Pour quelle raison en vient-on à quitter sa terre d’origine et ceux que l’on aime pour tenter sa chance,  bien incertaine, au-delà de l’horizon ? Une question qui résonne de façon particulière face aux milliers d’enfants et d’adolescents qui partent chaque année d’Afrique, d’Asie ou d’ailleurs, dans l’espoir d’un avenir meilleur aux couleurs de l’Occident.

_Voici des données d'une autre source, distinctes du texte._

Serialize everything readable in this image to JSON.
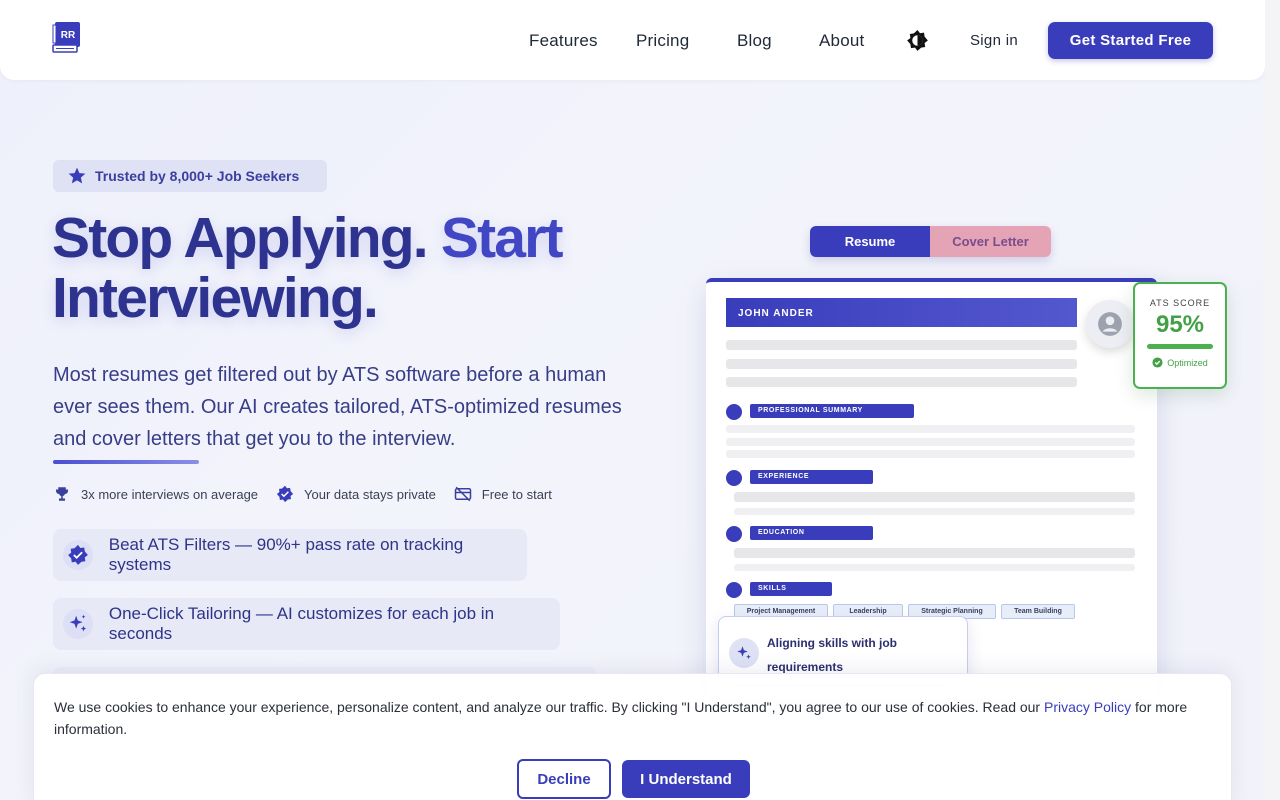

De réponses, il y en a presque autant que de mineurs non accompagnés, ces MNA que l’État français s’est donné pour devoir de prendre en charge sur son territoire jusqu’à leur majorité, au titre de la protection de l’enfance et de la ratification de la Convention internationale des droits de l’enfant.

Des accents de pauvreté

La réponse de Mamadou Sissoko, jeune Malien arrivé en France il y a bientôt 5 ans, a des accents de pauvreté. « Je suis issu d’une famille d’éleveurs de Mountan Soninké, un village de la région de Kayes, en plein Sahel, au Mali, raconte Mamadou. Là-bas, avec mes parents, mes quatre frères et sœurs, nous vivions difficilement. » Et quand on lui demande quel a été le déclic, le décidant à tout quitter pour risquer le voyage vers l’Hexagone, le jeune homme répond : « Je connaissais le France via la télévision et puis des amis installés là-bas revenaient régulièrement au village, le temps des vacances. J’ai eu envie de faire comme eux, d’avoir un métier et de meilleures conditions de vie.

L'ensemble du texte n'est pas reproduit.